Growing design complexity has turned verification into an NP-hard problem. Achieving 100% verification is unrealistic. The approach followed finds an interesting corollary here. Verification methodologies are continuously evolving to answer the most important questions before the verification team i.e. where are we now and are we done? Deployment of different metrics limit the verification space for a project and help in measuring the progress. Some of these include –
- Functional coverage
- Code coverage
- Formal/Assertion based coverage
As design size grew, the divide and rule policy entered. Divide the system into IP or sub systems so as to verify them thoroughly as a separate entity. Further plug-in these entities into the system and verify integration. The coverage metrics can track progress from the entity to system level.
Are these coverage metrics good enough indicators to measure progress or should the verification teams look out for more such pointers?
Other useful indicators include –
- Tracking Bug rate on - RTL, VIP/Golden model and Test bench
- Tracking version control update frequency
- Regression failure rate
- Correlating the above with similar complexity projects in the past and predicting accordingly.

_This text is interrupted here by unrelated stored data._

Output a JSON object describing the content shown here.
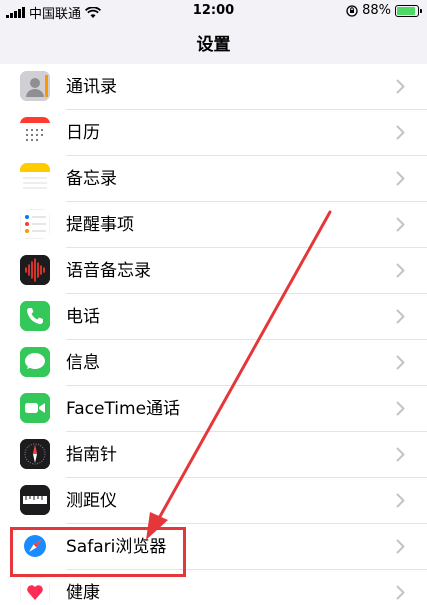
{
  "status_bar": {
    "carrier": "中国联通",
    "time": "12:00",
    "battery": "88%",
    "battery_level": 0.88
  },
  "nav": {
    "title": "设置"
  },
  "settings": [
    {
      "label": "通讯录",
      "icon": "contacts-icon",
      "color": "#b9b9bd"
    },
    {
      "label": "日历",
      "icon": "calendar-icon",
      "color": "#ffffff"
    },
    {
      "label": "备忘录",
      "icon": "notes-icon",
      "color": "#ffffff"
    },
    {
      "label": "提醒事项",
      "icon": "reminders-icon",
      "color": "#ffffff"
    },
    {
      "label": "语音备忘录",
      "icon": "voice-memos-icon",
      "color": "#1c1c1e"
    },
    {
      "label": "电话",
      "icon": "phone-icon",
      "color": "#34c759"
    },
    {
      "label": "信息",
      "icon": "messages-icon",
      "color": "#34c759"
    },
    {
      "label": "FaceTime通话",
      "icon": "facetime-icon",
      "color": "#34c759"
    },
    {
      "label": "指南针",
      "icon": "compass-icon",
      "color": "#1c1c1e"
    },
    {
      "label": "测距仪",
      "icon": "measure-icon",
      "color": "#1c1c1e"
    },
    {
      "label": "Safari浏览器",
      "icon": "safari-icon",
      "color": "#ffffff"
    },
    {
      "label": "健康",
      "icon": "health-icon",
      "color": "#ffffff"
    }
  ],
  "annotation_color": "#e5373a"
}
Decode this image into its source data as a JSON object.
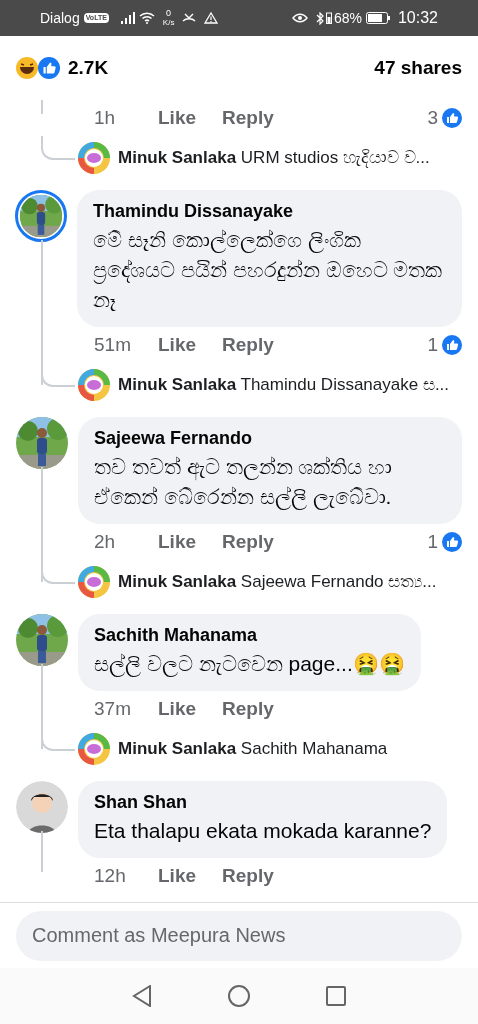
{
  "status_bar": {
    "carrier": "Dialog",
    "volte": "VoLTE",
    "speed_value": "0",
    "speed_unit": "K/s",
    "battery": "68%",
    "time": "10:32"
  },
  "reactions": {
    "count": "2.7K",
    "shares": "47 shares"
  },
  "top_actions": {
    "time": "1h",
    "like": "Like",
    "reply": "Reply",
    "like_count": "3"
  },
  "top_reply": {
    "name": "Minuk Sanlaka",
    "text": "URM studios හැදියාව ව..."
  },
  "comments": [
    {
      "name": "Thamindu Dissanayake",
      "text": "මේ සෑනි කොල්ලෙක්ගෙ ලිංගික ප්‍රදේශයට පයින් පහරදුන්න ඔහෙට මතක නෑ",
      "story": true,
      "time": "51m",
      "like": "Like",
      "reply": "Reply",
      "like_count": "1",
      "reply_preview": {
        "name": "Minuk Sanlaka",
        "text": "Thamindu Dissanayake ස..."
      }
    },
    {
      "name": "Sajeewa Fernando",
      "text": "තව තවත් ඇට තලන්න ශක්තිය හා ඒකෙන් බේරෙන්න සල්ලි ලැබේවා.",
      "story": false,
      "time": "2h",
      "like": "Like",
      "reply": "Reply",
      "like_count": "1",
      "reply_preview": {
        "name": "Minuk Sanlaka",
        "text": "Sajeewa Fernando සත්‍ය..."
      }
    },
    {
      "name": "Sachith Mahanama",
      "text": "සල්ලි වලට නැටවෙන page...🤮🤮",
      "story": false,
      "time": "37m",
      "like": "Like",
      "reply": "Reply",
      "reply_preview": {
        "name": "Minuk Sanlaka",
        "text": "Sachith Mahanama"
      }
    },
    {
      "name": "Shan Shan",
      "text": "Eta thalapu ekata mokada karanne?",
      "story": false,
      "kind": "cartoon",
      "time": "12h",
      "like": "Like",
      "reply": "Reply"
    }
  ],
  "composer": {
    "placeholder": "Comment as Meepura News"
  }
}
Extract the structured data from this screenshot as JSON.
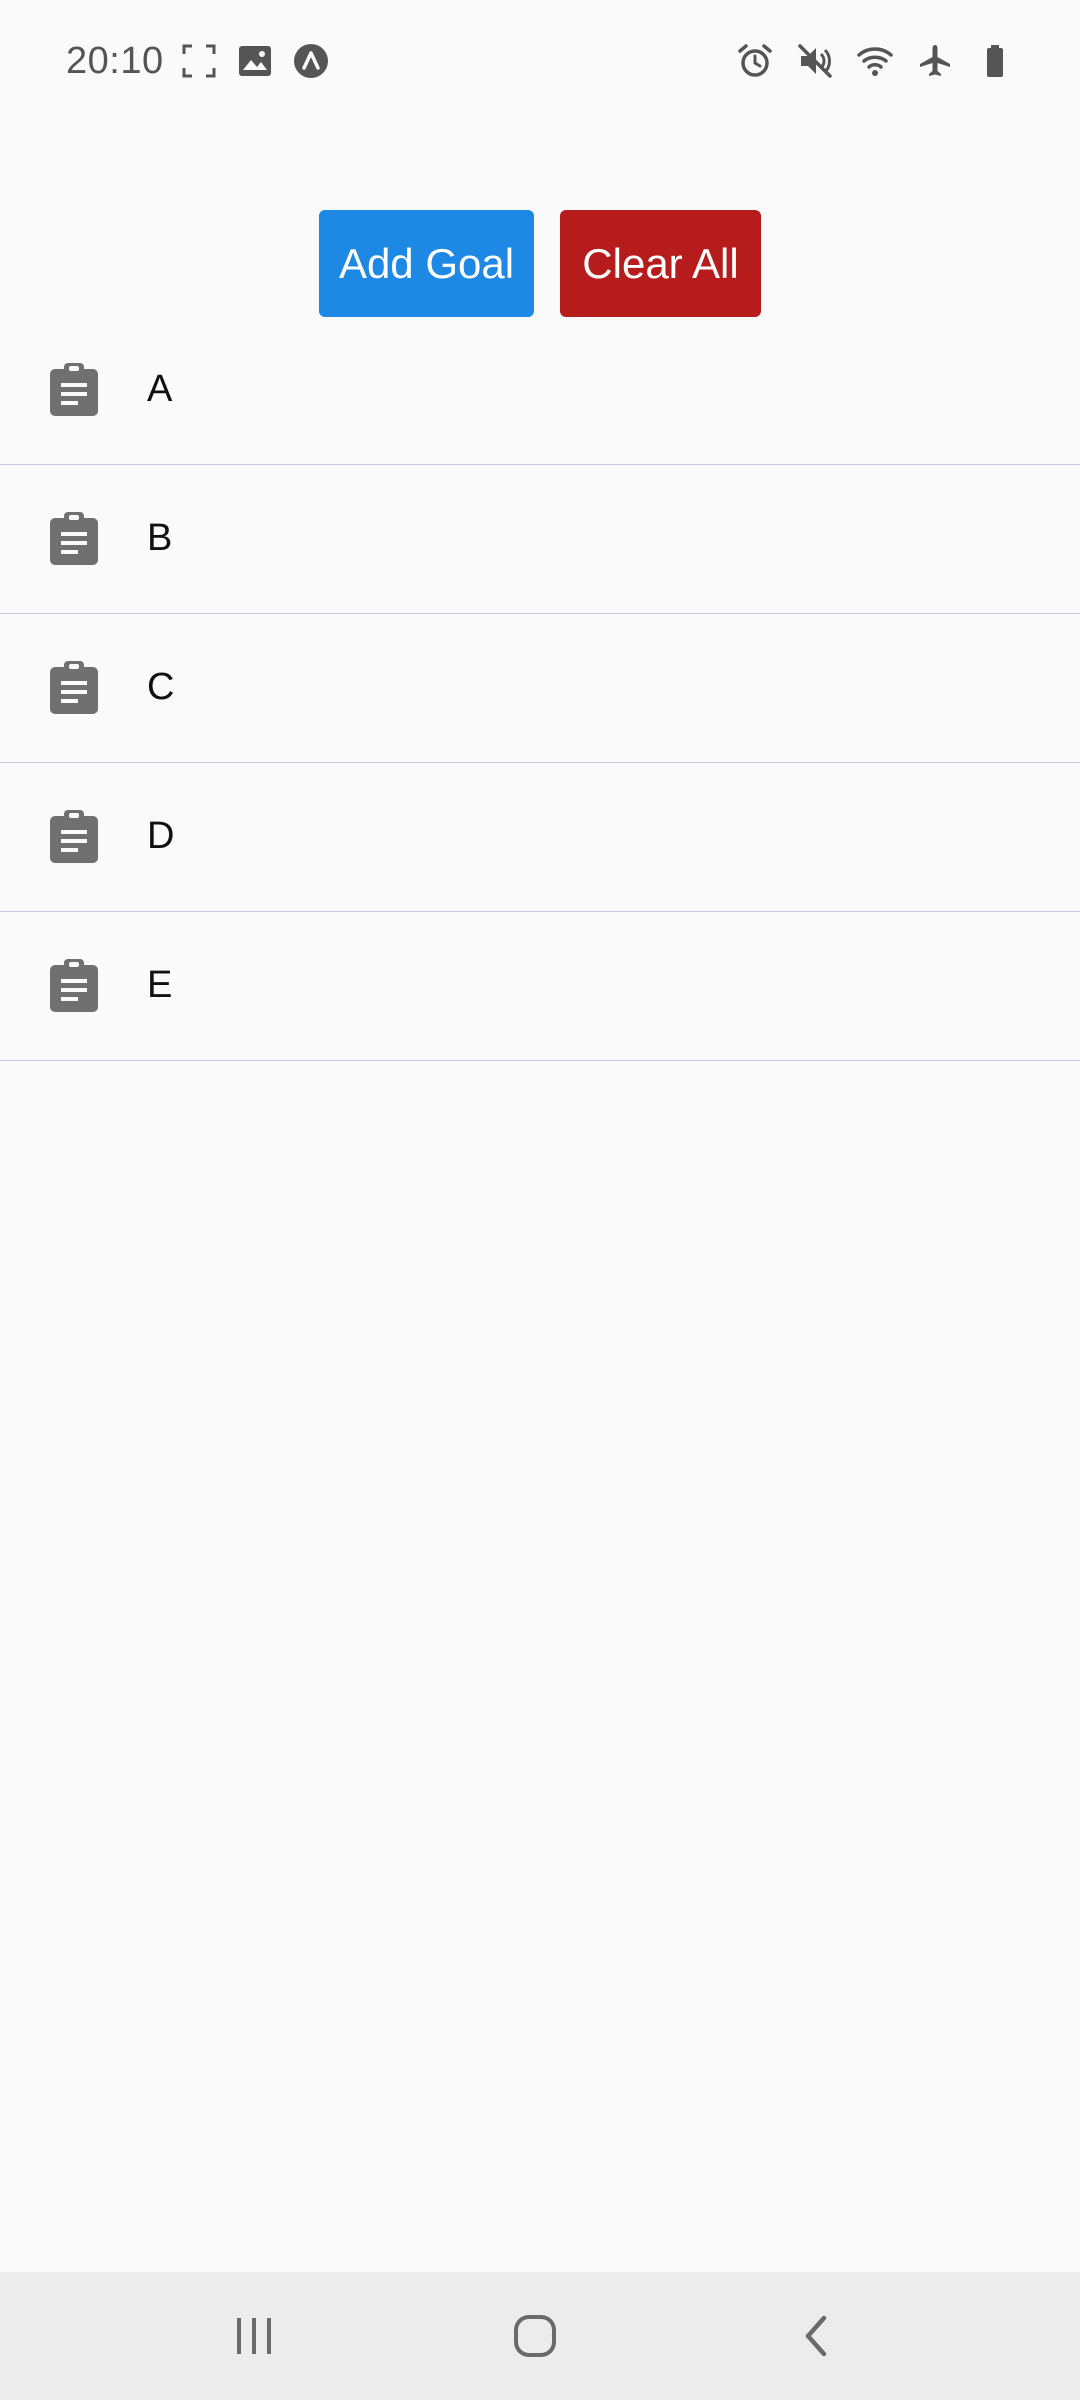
{
  "status_bar": {
    "time": "20:10",
    "left_icons": [
      "screenshot-frame-icon",
      "gallery-icon",
      "app-logo-icon"
    ],
    "right_icons": [
      "alarm-icon",
      "mute-icon",
      "wifi-icon",
      "airplane-icon",
      "battery-icon"
    ]
  },
  "toolbar": {
    "add_label": "Add Goal",
    "clear_label": "Clear All",
    "add_color": "#1e88e5",
    "clear_color": "#b71c1c"
  },
  "goals": [
    {
      "label": "A",
      "icon": "clipboard-icon"
    },
    {
      "label": "B",
      "icon": "clipboard-icon"
    },
    {
      "label": "C",
      "icon": "clipboard-icon"
    },
    {
      "label": "D",
      "icon": "clipboard-icon"
    },
    {
      "label": "E",
      "icon": "clipboard-icon"
    }
  ],
  "nav_bar": {
    "buttons": [
      "recents-icon",
      "home-icon",
      "back-icon"
    ]
  }
}
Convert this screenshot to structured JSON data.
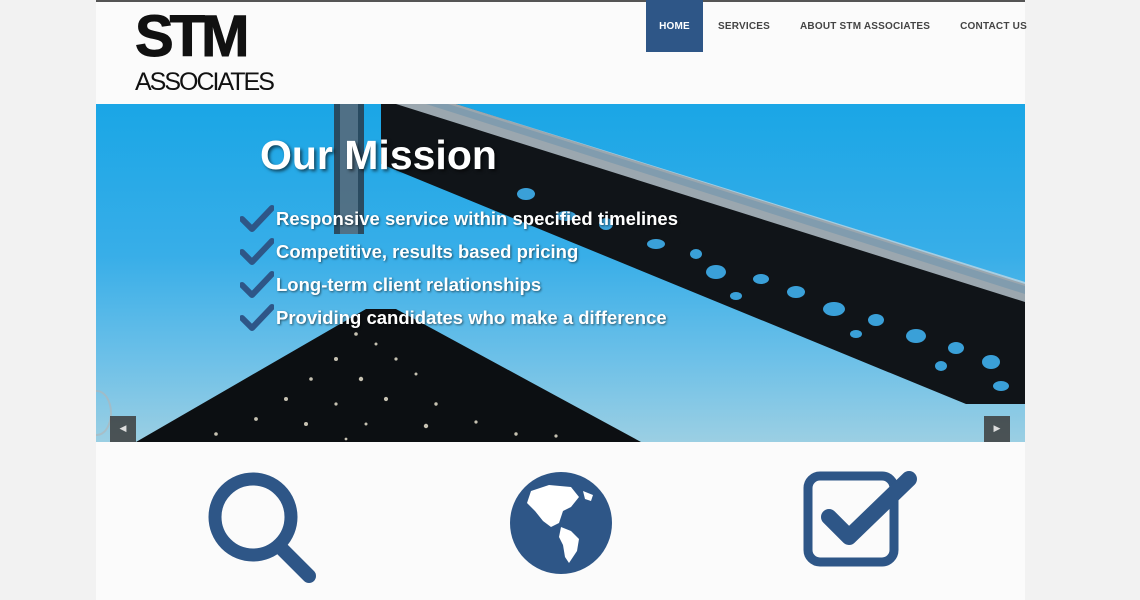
{
  "logo": {
    "top_text": "STM",
    "bottom_text": "ASSOCIATES"
  },
  "nav": {
    "items": [
      {
        "label": "HOME",
        "active": true
      },
      {
        "label": "SERVICES",
        "active": false
      },
      {
        "label": "ABOUT STM ASSOCIATES",
        "active": false
      },
      {
        "label": "CONTACT US",
        "active": false
      }
    ]
  },
  "hero": {
    "title": "Our Mission",
    "items": [
      "Responsive service within specified timelines",
      "Competitive, results based pricing",
      "Long-term client relationships",
      "Providing candidates who make a difference"
    ],
    "prev_icon": "chevron-left-icon",
    "next_icon": "chevron-right-icon"
  },
  "features": {
    "icons": [
      "search-icon",
      "globe-icon",
      "checkbox-icon"
    ]
  },
  "colors": {
    "brand_blue": "#2e5687",
    "sky": "#1aa6e6",
    "page_bg": "#fbfbfb"
  }
}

What else could point to the progress?
- Status on Use cases scenarios in functional simulation.
- For hardware assisted acceleration, results of simulations with real life data.
- For prototyping, results of executing drivers/APIs with real life data.
- Gate sims passing with post layout SDF on different delay parameters.
- Server load and license usage.
More ….
:) Designer’s tasks - blessing coverage waivers instead of fixing bugs
:) Email frequency and subject/content of emails between team members.
:) Engineers demanding compensatory off or planning vacations
Verification dashboards available in market use some of the above pointers to indicate the progress. However, there is a need for next level, something like a cockpit that provides the control to the user to extract the progress with all possible indicators and mitigate the risk on the schedule and quality.